Additionally, when the deceased met with the attorney-writer, the deceased believed his estate was approximately $ 1.5 million, but did not provide information regarding a tax-deferred annuity of $ 884,447. which he was entitled to collect on the death of his wife almost nine years previously, but which he never actually collected. In the end, the fact that the deceased did not discuss the uncollected annuity with the drafting attorney or collect the annuity was strong evidence the court relied on to deny the probate will and confirm the conclusion that the deceased did not have the capacity to test.
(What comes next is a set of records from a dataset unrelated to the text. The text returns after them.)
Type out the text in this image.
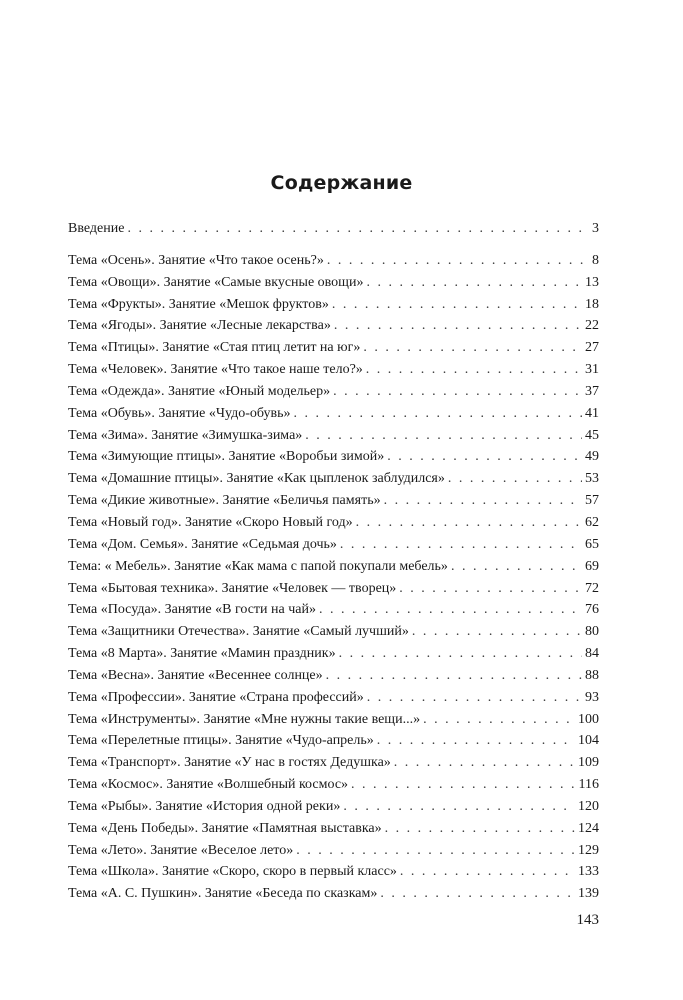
Содержание
Введение . . .	3
Тема «Осень». Занятие «Что такое осень?» . . .	8
Тема «Овощи». Занятие «Самые вкусные овощи» . . .	13
Тема «Фрукты». Занятие «Мешок фруктов» . . .	18
Тема «Ягоды». Занятие «Лесные лекарства» . . .	22
Тема «Птицы». Занятие «Стая птиц летит на юг» . . .	27
Тема «Человек». Занятие «Что такое наше тело?» . . .	31
Тема «Одежда». Занятие «Юный модельер» . . .	37
Тема «Обувь». Занятие «Чудо-обувь» . . .	41
Тема «Зима». Занятие «Зимушка-зима» . . .	45
Тема «Зимующие птицы». Занятие «Воробьи зимой» . . .	49
Тема «Домашние птицы». Занятие «Как цыпленок заблудился» . . .	53
Тема «Дикие животные». Занятие «Беличья память» . . .	57
Тема «Новый год». Занятие «Скоро Новый год» . . .	62
Тема «Дом. Семья». Занятие «Седьмая дочь» . . .	65
Тема: « Мебель». Занятие «Как мама с папой покупали мебель» . . .	69
Тема «Бытовая техника». Занятие «Человек — творец» . . .	72
Тема «Посуда». Занятие «В гости на чай» . . .	76
Тема «Защитники Отечества». Занятие «Самый лучший» . . .	80
Тема «8 Марта». Занятие «Мамин праздник» . . .	84
Тема «Весна». Занятие «Весеннее солнце» . . .	88
Тема «Профессии». Занятие «Страна профессий» . . .	93
Тема «Инструменты». Занятие «Мне нужны такие вещи...» . . .	100
Тема «Перелетные птицы». Занятие «Чудо-апрель» . . .	104
Тема «Транспорт». Занятие «У нас в гостях Дедушка» . . .	109
Тема «Космос». Занятие «Волшебный космос» . . .	116
Тема «Рыбы». Занятие «История одной реки» . . .	120
Тема «День Победы». Занятие «Памятная выставка» . . .	124
Тема «Лето». Занятие «Веселое лето» . . .	129
Тема «Школа». Занятие «Скоро, скоро в первый класс» . . .	133
Тема «А. С. Пушкин». Занятие «Беседа по сказкам» . . .	139
143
To take with: When considering whether a person has testamentary capacity, one often wonders whether the testator is alert and healthy. But testamentary capacity demands more: A testator must understand “the nature and extent of his property,” a requirement in New York, Florida, and many other jurisdictions. Falkowsky, a case in which the court could have confirmed the refusal of the will for multiple reasons, underlines the importance of this element of testamentary capacity. It reminds individuals how essential it is to understand their financial situation before creating an estate plan. Failure to do so could have dire consequences.